“But you have never seen me before!”
“No. But that’s one of Huntington’s horses, and Miss Gaylord is a guest at his house. You see, I am more courteous than you after all. I answer your questions.”
“Perhaps I’ll answer yours when I know what right you have to ask them.”
A light began to dawn upon him.
“Do you mean––you don’t know where you are?”
“No.”
He gave her a long, searching look before he spoke again.
“My name is Philip Haig,” he said, leaning forward with a curious smile.
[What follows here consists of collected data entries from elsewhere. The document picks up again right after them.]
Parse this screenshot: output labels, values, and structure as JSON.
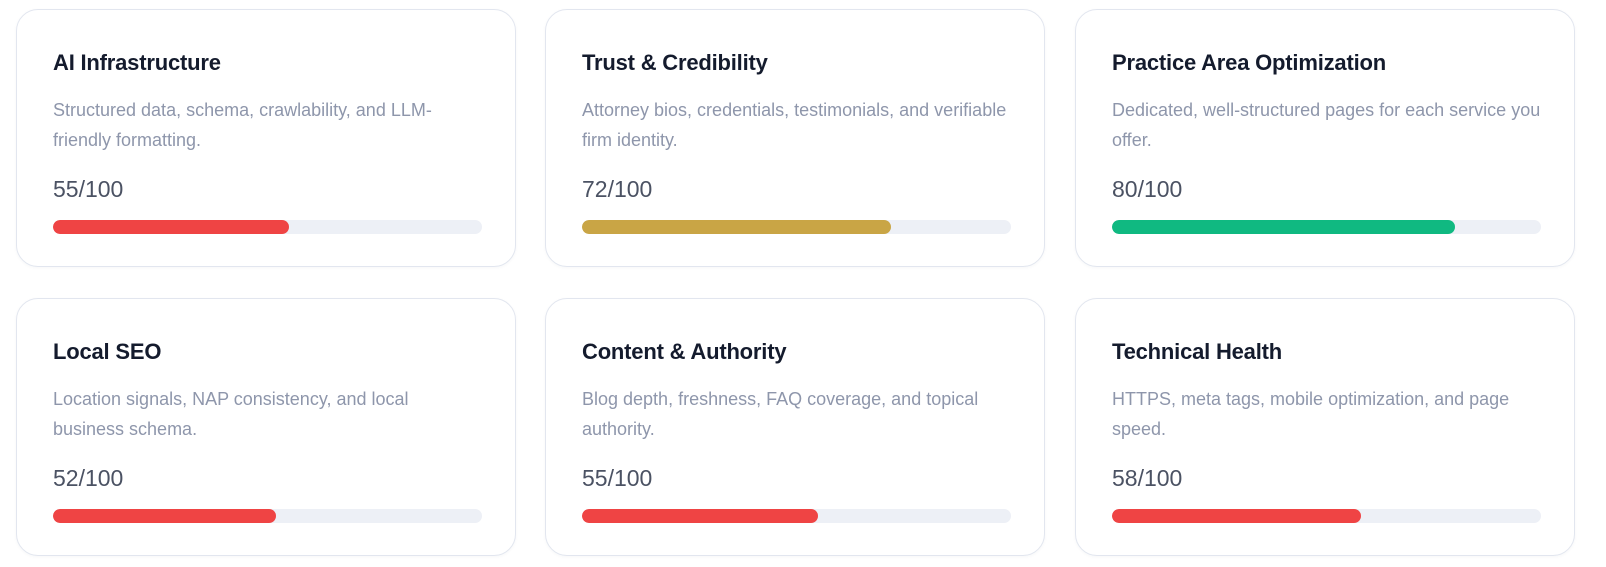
{
  "cards": [
    {
      "title": "AI Infrastructure",
      "description": "Structured data, schema, crawlability, and LLM-friendly formatting.",
      "score_text": "55/100",
      "score": 55,
      "bar_color": "#ef4444"
    },
    {
      "title": "Trust & Credibility",
      "description": "Attorney bios, credentials, testimonials, and verifiable firm identity.",
      "score_text": "72/100",
      "score": 72,
      "bar_color": "#c9a545"
    },
    {
      "title": "Practice Area Optimization",
      "description": "Dedicated, well-structured pages for each service you offer.",
      "score_text": "80/100",
      "score": 80,
      "bar_color": "#10b981"
    },
    {
      "title": "Local SEO",
      "description": "Location signals, NAP consistency, and local business schema.",
      "score_text": "52/100",
      "score": 52,
      "bar_color": "#ef4444"
    },
    {
      "title": "Content & Authority",
      "description": "Blog depth, freshness, FAQ coverage, and topical authority.",
      "score_text": "55/100",
      "score": 55,
      "bar_color": "#ef4444"
    },
    {
      "title": "Technical Health",
      "description": "HTTPS, meta tags, mobile optimization, and page speed.",
      "score_text": "58/100",
      "score": 58,
      "bar_color": "#ef4444"
    }
  ],
  "colors": {
    "track": "#edf0f6",
    "title": "#141b2d",
    "description": "#8e96ab",
    "score": "#4b5263"
  }
}
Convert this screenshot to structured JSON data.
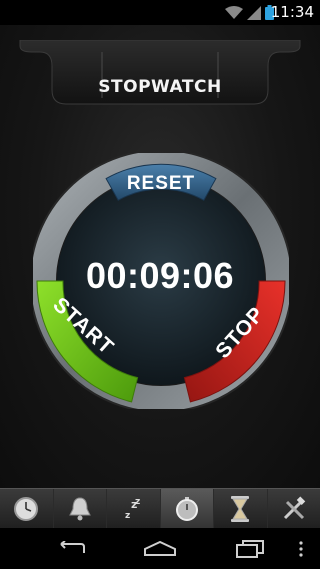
{
  "status_bar": {
    "time": "11:34",
    "icons": [
      "wifi-icon",
      "signal-icon",
      "battery-icon"
    ]
  },
  "header": {
    "title": "STOPWATCH"
  },
  "dial": {
    "reset_label": "RESET",
    "start_label": "START",
    "stop_label": "STOP",
    "readout": "00:09:06",
    "colors": {
      "reset": "#2f5f86",
      "start": "#6cc416",
      "stop": "#c8211e",
      "ring": "#8c9296",
      "face": "#1d2d36"
    }
  },
  "tabs": [
    {
      "name": "clock",
      "icon": "clock-icon",
      "active": false
    },
    {
      "name": "alarm",
      "icon": "bell-icon",
      "active": false
    },
    {
      "name": "sleep",
      "icon": "sleep-zzz-icon",
      "active": false
    },
    {
      "name": "stopwatch",
      "icon": "stopwatch-icon",
      "active": true
    },
    {
      "name": "timer",
      "icon": "hourglass-icon",
      "active": false
    },
    {
      "name": "tools",
      "icon": "tools-icon",
      "active": false
    }
  ],
  "nav": [
    "back-icon",
    "home-icon",
    "recents-icon",
    "menu-icon"
  ]
}
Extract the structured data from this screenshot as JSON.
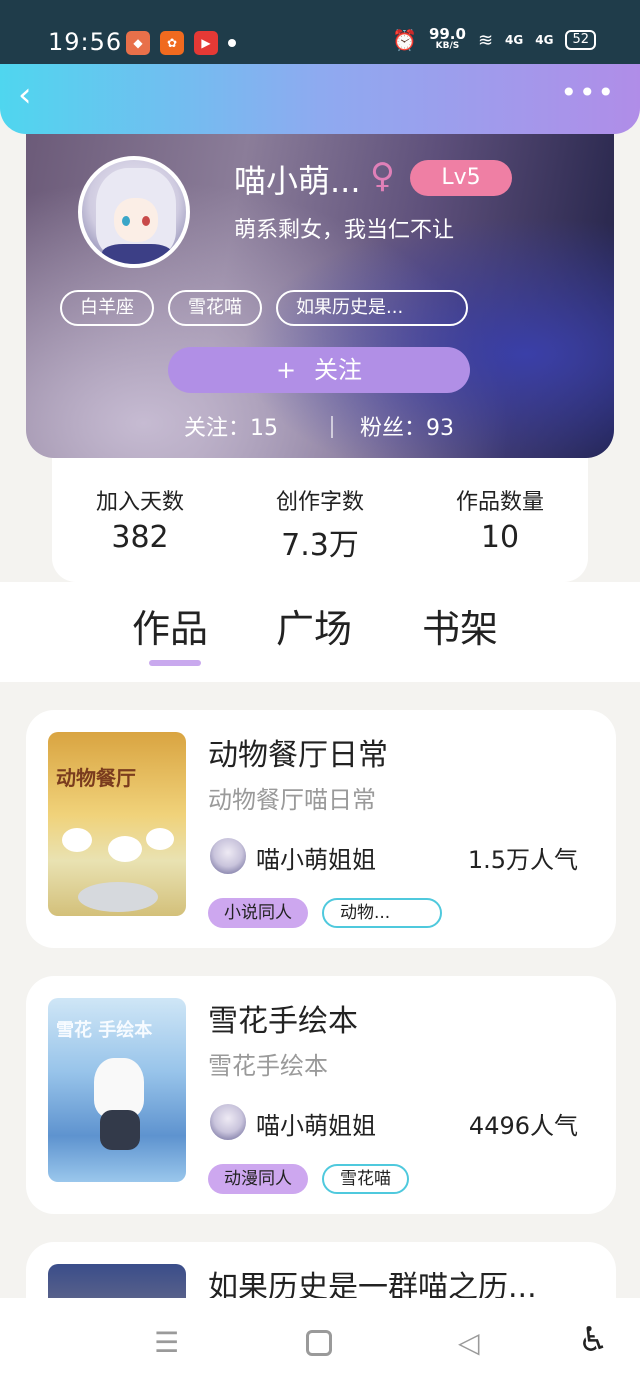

The result was all that he could have wished for. Until that moment she had remained seated, firm in her 7 determination not to be disturbed by him. But now she rose slowly to her feet, her face reddening, her lips parted, a frightened look in her eyes. The shoe was on the other foot, with a vengeance.
He saw all this, and without compunction, seized his advantage. With a grim smile he threw the reins over the pony’s head, swung himself out of the saddle, and stepped toward her. As he came on he removed his dilapidated hat with a gesture that made her forget it was dilapidated,––a mocking, insolent gesture though it was. In spite of her embarrassment she let none of his features escape her quickening interest. She saw that he was tall, erect, alert; handsome in some strange and half-repellent way, with his pale dark face, rather long in contour, and with his black, curly hair matted on the broad forehead. But she almost recoiled when, on his drawing nearer, she saw for the first time––it had been hidden by the shadow of his slouched hat––an ugly scar that ran from the outer corner of his left eye down to the jawbone below the ear. It gave to one side of his face a singularly sinister expression that vanished when he turned and disclosed a profile that was not without nobility and charm.